# Is it possible to show this equation has no solutions

• Dec 27th 2011, 09:28 PM
kiwijoey
Is it possible to show this equation has no solutions
Hi,

I'm trying to prove the following equation has no solutions, with the following conditions on a, b, c and d:

These 4 variables are integers. They can be negative, but each of them must have a unique absolute value. That is, if one of the variables is equal to x, then none of the others may be -x. Note that this rules out the trivial solution a = b = c = d = 0.

The equation is

3a^2 + a + 3b^2 + b = 3c^2 + c + 3d^2 + d

What techniques could I employ to show this has no solutions?
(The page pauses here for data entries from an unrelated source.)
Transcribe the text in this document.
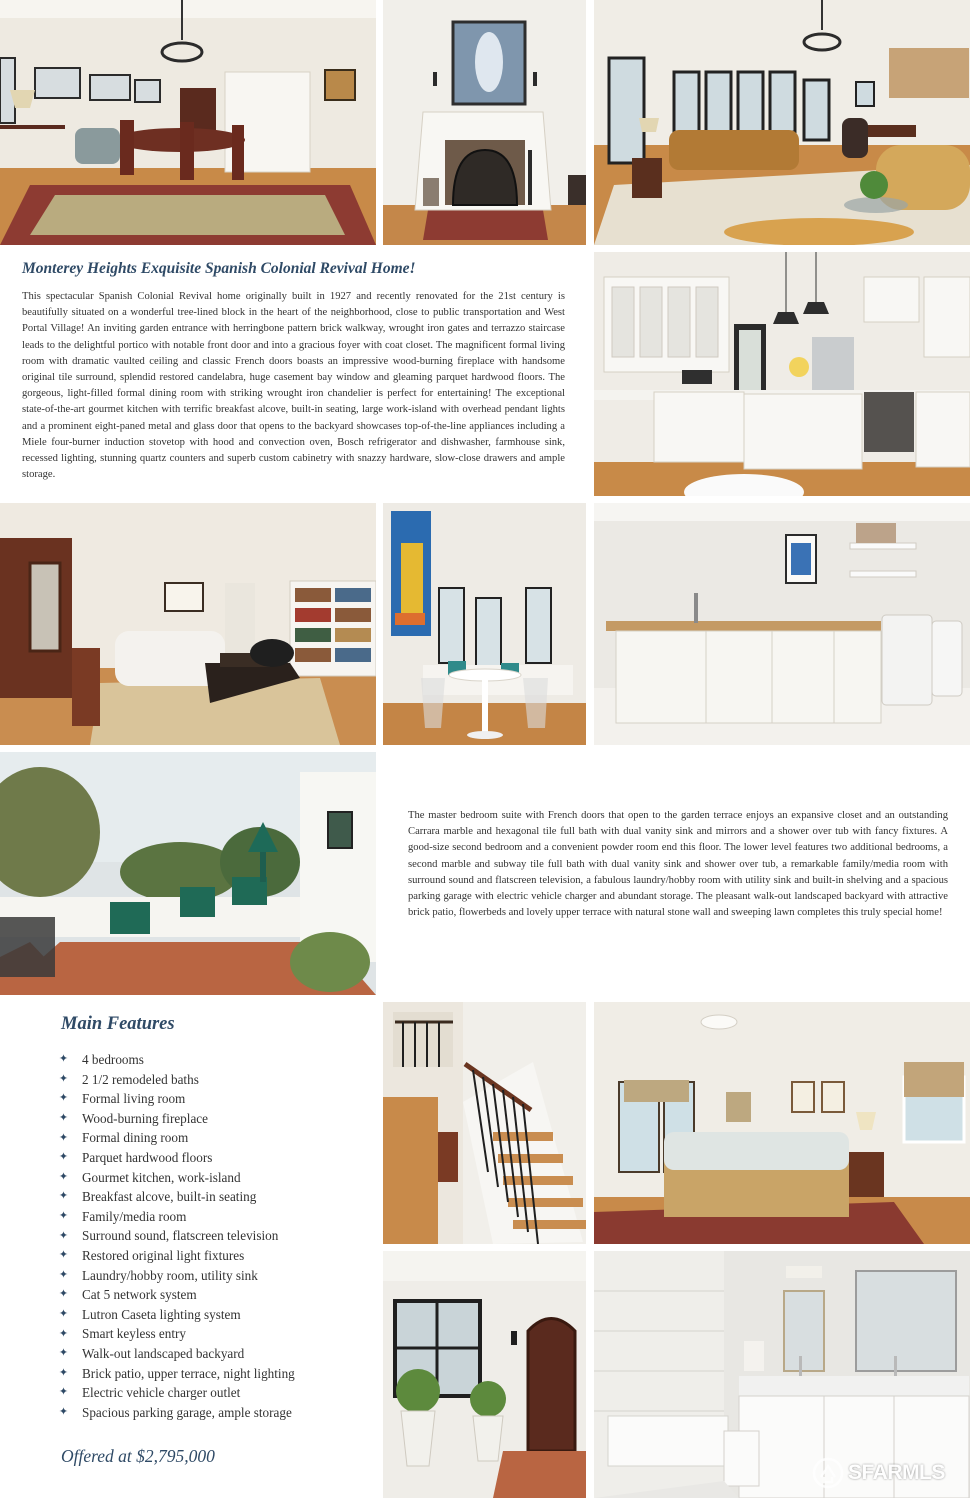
Monterey Heights Exquisite Spanish Colonial Revival Home!

This spectacular Spanish Colonial Revival home originally built in 1927 and recently renovated for the 21st century is beautifully situated on a wonderful tree-lined block in the heart of the neighborhood, close to public transportation and West Portal Village! An inviting garden entrance with herringbone pattern brick walkway, wrought iron gates and terrazzo staircase leads to the delightful portico with notable front door and into a gracious foyer with coat closet. The magnificent formal living room with dramatic vaulted ceiling and classic French doors boasts an impressive wood-burning fireplace with handsome original tile surround, splendid restored candelabra, huge casement bay window and gleaming parquet hardwood floors. The gorgeous, light-filled formal dining room with striking wrought iron chandelier is perfect for entertaining! The exceptional state-of-the-art gourmet kitchen with terrific breakfast alcove, built-in seating, large work-island with overhead pendant lights and a prominent eight-paned metal and glass door that opens to the backyard showcases top-of-the-line appliances including a Miele four-burner induction stovetop with hood and convection oven, Bosch refrigerator and dishwasher, farmhouse sink, recessed lighting, stunning quartz counters and superb custom cabinetry with snazzy hardware, slow-close drawers and ample storage.

The master bedroom suite with French doors that open to the garden terrace enjoys an expansive closet and an outstanding Carrara marble and hexagonal tile full bath with dual vanity sink and mirrors and a shower over tub with fancy fixtures. A good-size second bedroom and a convenient powder room end this floor. The lower level features two additional bedrooms, a second marble and subway tile full bath with dual vanity sink and shower over tub, a remarkable family/media room with surround sound and flatscreen television, a fabulous laundry/hobby room with utility sink and built-in shelving and a spacious parking garage with electric vehicle charger and abundant storage. The pleasant walk-out landscaped backyard with attractive brick patio, flowerbeds and lovely upper terrace with natural stone wall and sweeping lawn completes this truly special home!

Main Features
✦ 4 bedrooms
✦ 2 1/2 remodeled baths
✦ Formal living room
✦ Wood-burning fireplace
✦ Formal dining room
✦ Parquet hardwood floors
✦ Gourmet kitchen, work-island
✦ Breakfast alcove, built-in seating
✦ Family/media room
✦ Surround sound, flatscreen television
✦ Restored original light fixtures
✦ Laundry/hobby room, utility sink
✦ Cat 5 network system
✦ Lutron Caseta lighting system
✦ Smart keyless entry
✦ Walk-out landscaped backyard
✦ Brick patio, upper terrace, night lighting
✦ Electric vehicle charger outlet
✦ Spacious parking garage, ample storage

Offered at $2,795,000

SFARMLS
Both sides of the equation must also be equal to 2e^2, which means they must be equal to a number that is 2 times a perfect square.
• Dec 27th 2011, 09:50 PM
pickslides
Re: Is it possible to show this equation has no solutions
Quote:

Originally Posted by kiwijoey

What techniques could I employ to show this has no solutions?

You can try to rearrange the equation such that it has the sum of squared numbers on one side and 0 on the other.

Quote:

Originally Posted by kiwijoey

Both sides of the equation must also be equal to 2e^2, which means they must be equal to a number that is 2 times a perfect square.

So \$\displaystyle 2e^2 = 2e^2\$ ?
• Dec 27th 2011, 10:12 PM
kiwijoey
Re: Is it possible to show this equation has no solutions
in other words,

3a^2 + a + 3b^2 + b = 3c^2 + c + 3d^2 + d = 2e^2.

My first instinct is to rearrange to

3a^2 + 3b^2 - 3c^2 - 3d^2 = c + d - a - b

Now the right hand side must both be even (from the 2e^2 part) and divisible by 3 (from the left hand side), which implies that

c + d - a - b = 0 (mod 6).

But that's going to give a lot of cases to consider if I just start considering a, b, c and d mod 6. Is there a better way to proceed?
• Dec 29th 2011, 01:40 AM
BobP
Re: Is it possible to show this equation has no solutions
Finding integer solutions to the equation

\$\displaystyle 3a^2+a+3b^2+b=3c^2+c+3d^2+d\$

isn't difficult. (\$\displaystyle a=41,b=8,c=40,d=12\$ is a solution). A reasonable technique is to complete the squares on each of the four expressions, (you find that the numbers introduced cancel out), and then switching a pair from one side of the equation to the other. That leads to a 'difference of two squares' situation and hence an equation of the form \$\displaystyle w.x=y.z\$. Then find sets of values for \$\displaystyle w,x,y,z\$ that produce integer values for \$\displaystyle a,b,c,d.\$

The real problem is to find (at least two ) different solutions of the equation

\$\displaystyle 3a^2+a+3b^2+b=2n^2\$

for some value(s) of \$\displaystyle n\$.